Hurşit Güneş ne demişti? Hayır canım, elbette içinde “Kürt” ve “kucak” geçen uydurma beyanattan söz etmiyorum.
Hurşit Güneş böyle laflar etmez...
Hurşit Güneş’e atfedilen “Kürtler önünde sonunda kucağımıza oturacak” sözü bir dedikodudan ibarettir.
Kınıyoruz...
Kınıyoruz, bunun bir dedikodu olduğunu yazıyoruz, televizyon gibi açık mecralarda dile getiriyoruz, kendimizce “bir hakkı teslim ediyoruz” ama yine de Hurşit Güneş’e yaranamıyoruz...
Bir hakkı teslim girişimim Hurşit Güneş tarafından istiskalle karşılanmıştı...
Benimle konuşulmayacağını mı söylemişti?
Bana laf anlatılamayacağını, dolayısıyla kendi halime bırakılmam gerektiğini mi öğütlemişti? Öyle bir şeyler... Silmediyse Twitter’ında duruyordur. Neyse...
Hurşit Güneş, bir “Hurşit Güneş klasiği” olmaya aday konuşmasında, eğitimin ne kadar da mühim bir şey olduğunu, “eğitim eksikliği ve cehalet çokluğu” yüzünden CHP’nin seçim kazanamadığını söylemişti yahut bunu demeye getirmişti...
Dolayısıyla halk eğitilecek, eğitilmiş halk refahı ve kalkınmayı talep edeceği için, “otomatikman” CHP’ye yönelecek ve “özlenen halk iktidarı” gerçekleşecekti.
Kısacası, “eğitim şart” diyordu Hurşit Güneş...
Dün Engin Ardıç konuyu “toparlayan” bir yazı yazdı.
Daha doğrusu dalgasını geçti.
Sonra da, potansiyel CHP seçmenlerine küçük bir “müzik eğitimi” vererek, özlenen halk iktidarının ilk temellerini attı.
Fakat, küçük bir risk var:
Eğitilmiş kitleler, bakalım, CHP’ye meyledecek mi?
Çünkü, şişede durduğu gibi durmayan ve bidon kafa olmaya teşne tuhaf bir halkımız var. Üstelik göbeği kıllı...
Şu eğitilmemiş haliyle bile yanlışı doğruyu tefrik edebildiğine, hatta seçimlerde “ince ayar” çekebildiğine göre, eğitilmiş ve formasyondan geçmiş haliyle kim bilir hangi çılgınlıkları yapardı.
Güven olmaz...
Bu “eğitim şart” klişesi ya da saçmalığı, bizi ister istemez, kalkınma tercihlerine götürüyor.
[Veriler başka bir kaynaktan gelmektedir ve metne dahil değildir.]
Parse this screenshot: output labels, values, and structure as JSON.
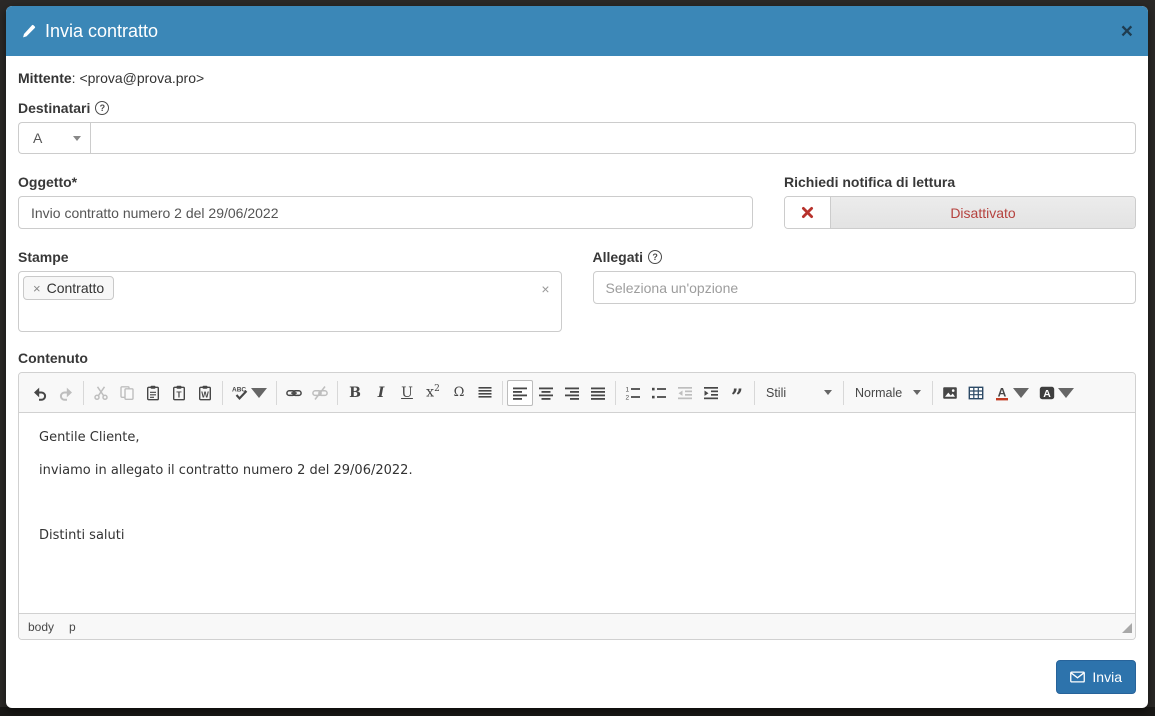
{
  "header": {
    "title": "Invia contratto",
    "close_label": "×"
  },
  "sender": {
    "label": "Mittente",
    "value": ": <prova@prova.pro>"
  },
  "recipients": {
    "label": "Destinatari",
    "help_label": "?",
    "to_selector_value": "A",
    "input_value": ""
  },
  "subject": {
    "label": "Oggetto*",
    "value": "Invio contratto numero 2 del 29/06/2022"
  },
  "read_receipt": {
    "label": "Richiedi notifica di lettura",
    "status": "Disattivato"
  },
  "prints": {
    "label": "Stampe",
    "tag": "Contratto",
    "tag_remove": "×",
    "clear": "×"
  },
  "attachments": {
    "label": "Allegati",
    "help_label": "?",
    "placeholder": "Seleziona un'opzione"
  },
  "editor": {
    "label": "Contenuto",
    "styles_dropdown": "Stili",
    "format_dropdown": "Normale",
    "glyphs": {
      "bold": "B",
      "italic": "I",
      "underline": "U",
      "sup_base": "x",
      "sup_exp": "2",
      "omega": "Ω",
      "quote": "”"
    },
    "toolbar_icons": [
      "undo",
      "redo",
      "cut",
      "copy",
      "paste",
      "paste-plain-text",
      "paste-from-word",
      "spell-check",
      "link",
      "unlink",
      "bold",
      "italic",
      "underline",
      "superscript",
      "special-character",
      "line-spacing",
      "align-left",
      "align-center",
      "align-right",
      "justify",
      "numbered-list",
      "bulleted-list",
      "decrease-indent",
      "increase-indent",
      "blockquote",
      "styles",
      "format",
      "image",
      "table",
      "text-color",
      "background-color"
    ],
    "paragraphs": [
      "Gentile Cliente,",
      "inviamo in allegato il contratto numero 2 del 29/06/2022.",
      "",
      "Distinti saluti"
    ],
    "elements_path": [
      "body",
      "p"
    ]
  },
  "footer": {
    "send_label": "Invia"
  },
  "colors": {
    "header_bg": "#3b87b7",
    "send_button_bg": "#2d73ac",
    "danger_text": "#b5423e",
    "toggle_off_bg": "#e8e8e8"
  }
}
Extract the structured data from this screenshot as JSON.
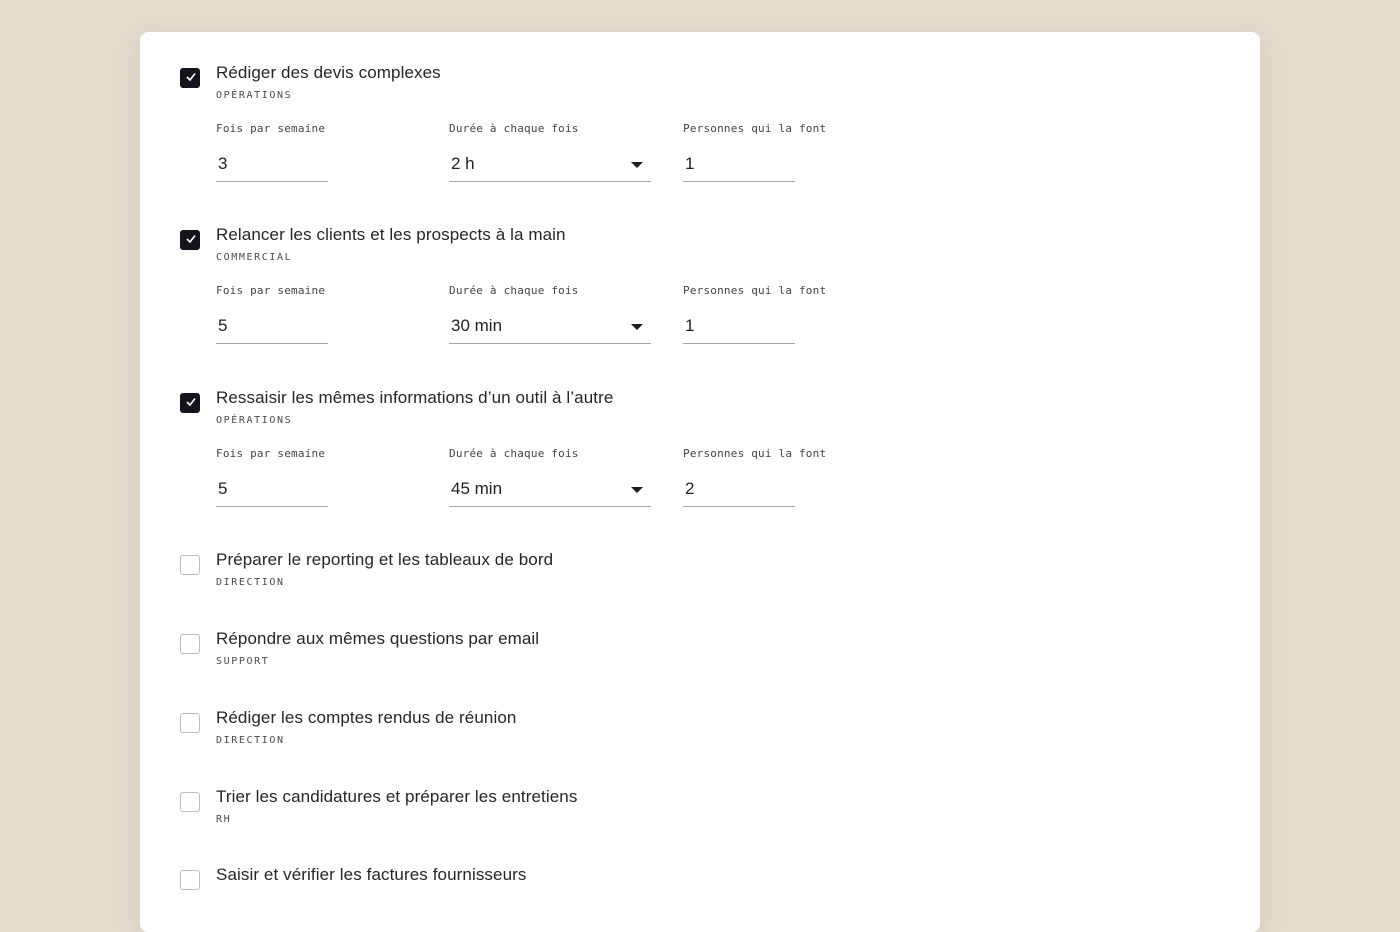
{
  "fields": {
    "frequency_label": "Fois par semaine",
    "duration_label": "Durée à chaque fois",
    "people_label": "Personnes qui la font"
  },
  "tasks": [
    {
      "title": "Rédiger des devis complexes",
      "category": "OPÉRATIONS",
      "checked": true,
      "frequency": "3",
      "duration": "2 h",
      "people": "1"
    },
    {
      "title": "Relancer les clients et les prospects à la main",
      "category": "COMMERCIAL",
      "checked": true,
      "frequency": "5",
      "duration": "30 min",
      "people": "1"
    },
    {
      "title": "Ressaisir les mêmes informations d’un outil à l’autre",
      "category": "OPÉRATIONS",
      "checked": true,
      "frequency": "5",
      "duration": "45 min",
      "people": "2"
    },
    {
      "title": "Préparer le reporting et les tableaux de bord",
      "category": "DIRECTION",
      "checked": false
    },
    {
      "title": "Répondre aux mêmes questions par email",
      "category": "SUPPORT",
      "checked": false
    },
    {
      "title": "Rédiger les comptes rendus de réunion",
      "category": "DIRECTION",
      "checked": false
    },
    {
      "title": "Trier les candidatures et préparer les entretiens",
      "category": "RH",
      "checked": false
    },
    {
      "title": "Saisir et vérifier les factures fournisseurs",
      "category": "",
      "checked": false
    }
  ]
}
CHP’nin iktidar olamamasının nedeni, eğitim eksikliği ya da cehalet fazlalığı değil.
Bilakis, eğitim eksikliği ve cehalet fazlalığı CHP’yi hiç de hak etmediği halde “kurumsal bir yapı” olarak bugünlere taşımıştır.
Halk, ilginçtir, cahil cühela takımının “kalkınmacılık” diye dalgasını geçtiği “sınai kalkınma modeline” yöneliyor ve kalkınmacılığı mihver almış sağ partileri iktidara taşıyor.
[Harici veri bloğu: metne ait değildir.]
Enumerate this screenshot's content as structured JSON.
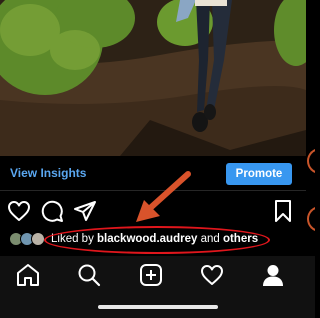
{
  "post": {
    "view_insights_label": "View Insights",
    "promote_label": "Promote",
    "likes": {
      "prefix": "Liked by ",
      "user": "blackwood.audrey",
      "middle": " and ",
      "others": "others"
    }
  },
  "icons": {
    "like": "heart-outline-icon",
    "comment": "comment-bubble-icon",
    "share": "paper-plane-icon",
    "save": "bookmark-icon"
  },
  "tabbar": {
    "items": [
      {
        "name": "home",
        "icon": "home-icon"
      },
      {
        "name": "search",
        "icon": "search-icon"
      },
      {
        "name": "new-post",
        "icon": "plus-square-icon"
      },
      {
        "name": "activity",
        "icon": "heart-icon"
      },
      {
        "name": "profile",
        "icon": "profile-icon"
      }
    ]
  },
  "colors": {
    "accent_blue": "#3897f0",
    "link_blue": "#5aa7f0",
    "annotation_red": "#e0161c",
    "annotation_arrow": "#d9532b",
    "background": "#000000"
  }
}
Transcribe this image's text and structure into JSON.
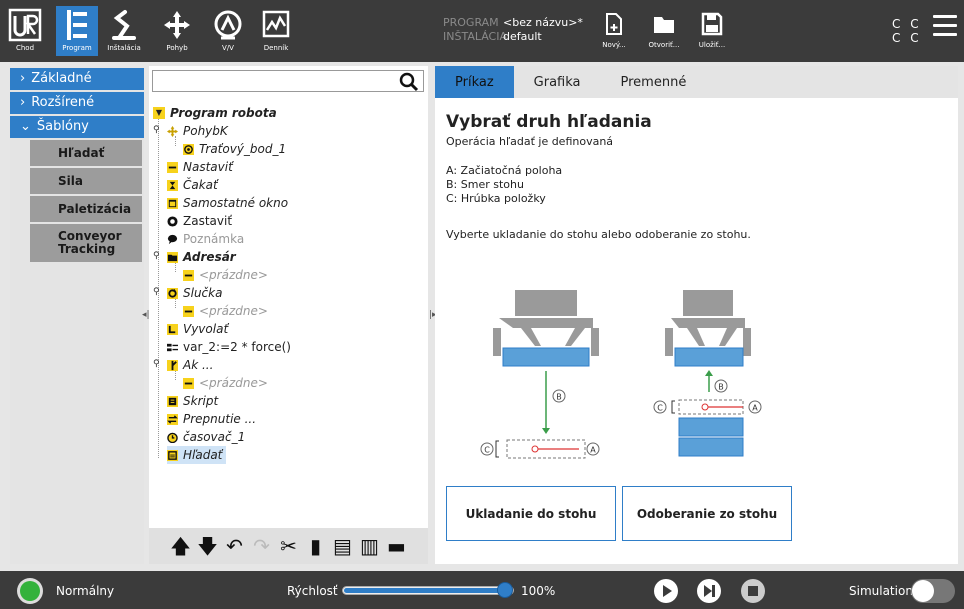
{
  "topbar": {
    "logo_sub": "Chod",
    "nav": [
      {
        "label": "Program",
        "icon": "program-icon"
      },
      {
        "label": "Inštalácia",
        "icon": "robot-arm-icon"
      },
      {
        "label": "Pohyb",
        "icon": "move-icon"
      },
      {
        "label": "V/V",
        "icon": "io-icon"
      },
      {
        "label": "Denník",
        "icon": "log-icon"
      }
    ],
    "program_key": "PROGRAM",
    "program_value": "<bez názvu>*",
    "installation_key": "INŠTALÁCIA",
    "installation_value": "default",
    "file_buttons": [
      {
        "label": "Nový...",
        "icon": "new-file-icon"
      },
      {
        "label": "Otvoriť...",
        "icon": "folder-icon"
      },
      {
        "label": "Uložiť...",
        "icon": "save-icon"
      }
    ],
    "cc_line1": "C C",
    "cc_line2": "C C"
  },
  "leftnav": {
    "categories": [
      {
        "label": "Základné",
        "chevron": "›"
      },
      {
        "label": "Rozšírené",
        "chevron": "›"
      },
      {
        "label": "Šablóny",
        "chevron": "⌄"
      }
    ],
    "templates": [
      "Hľadať",
      "Sila",
      "Paletizácia",
      "Conveyor Tracking"
    ]
  },
  "tree": {
    "search_placeholder": "",
    "nodes": [
      {
        "label": "Program robota"
      },
      {
        "label": "PohybK"
      },
      {
        "label": "Traťový_bod_1"
      },
      {
        "label": "Nastaviť"
      },
      {
        "label": "Čakať"
      },
      {
        "label": "Samostatné okno"
      },
      {
        "label": "Zastaviť"
      },
      {
        "label": "Poznámka"
      },
      {
        "label": "Adresár"
      },
      {
        "label": "<prázdne>"
      },
      {
        "label": "Slučka"
      },
      {
        "label": "<prázdne>"
      },
      {
        "label": "Vyvolať"
      },
      {
        "label": "var_2:=2 * force()"
      },
      {
        "label": "Ak ..."
      },
      {
        "label": "<prázdne>"
      },
      {
        "label": "Skript"
      },
      {
        "label": "Prepnutie ..."
      },
      {
        "label": "časovač_1"
      },
      {
        "label": "Hľadať"
      }
    ],
    "toolbar": [
      "move-up-icon",
      "move-down-icon",
      "undo-icon",
      "redo-icon",
      "cut-icon",
      "copy-icon",
      "paste-icon",
      "delete-icon",
      "suppress-icon"
    ]
  },
  "right": {
    "tabs": [
      "Príkaz",
      "Grafika",
      "Premenné"
    ],
    "title": "Vybrať druh hľadania",
    "subtitle": "Operácia hľadať je definovaná",
    "list": [
      "A: Začiatočná poloha",
      "B: Smer stohu",
      "C: Hrúbka položky"
    ],
    "instruction": "Vyberte ukladanie do stohu alebo odoberanie zo stohu.",
    "diagram_labels": {
      "a": "A",
      "b": "B",
      "c": "C"
    },
    "buttons": [
      "Ukladanie do stohu",
      "Odoberanie zo stohu"
    ]
  },
  "bottombar": {
    "status": "Normálny",
    "speed_label": "Rýchlosť",
    "speed_fraction": 1.0,
    "speed_value": "100%",
    "simulation_label": "Simulation",
    "simulation_on": false,
    "colors": {
      "accent": "#2f7ec8",
      "power_ok": "#33b23c",
      "yellow": "#f7d21c"
    }
  }
}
Daha doğrusu, refahı, kültürü, çağdaşlığı, iyi yaşama imkânlarını getirecek olan “para”ya yöneliyor.
Demek istiyor ki, “Sen beni eğitme kardeşim. Sen para kazanmamın imkânlarını hazırla, bana adam gibi altyapı hizmeti sun, ben kendimi eğitirim. Kültürü de, refahı da, kaliteli yaşamı da talep ederim... İstersem Mozart dinlerim, istersem İbrahim Tatlıses dinlerim. Oyumu da istediğim partiye veririm...”
Hurşit Güneş, “Hayır, ille de kitleleri eğitip CHP’ye oy vermeye hazır hale getireceğiz” diyorsa, yanılıyor...
Kendisini, Türkiye’deki ticaret burjuvazisinin ve “bidon kafa” tavsif edilen kitlelerin “eğitim durumu” konusunda küçük bir sondaj yapmaya davet ediyorum...
Bazı tanıdıklarım var...
Kendilerini eğitmişler, para kazanıyorlar, harcıalem nargile kafelerinde vakit geçiriyorlar, İbrahim Tatlıses dinliyorlar ama aynı zamanda James Joyce okuyorlar.
Benden duymuş olmasın, CHP’yi de “gerici bir parti” olarak görüyorlar.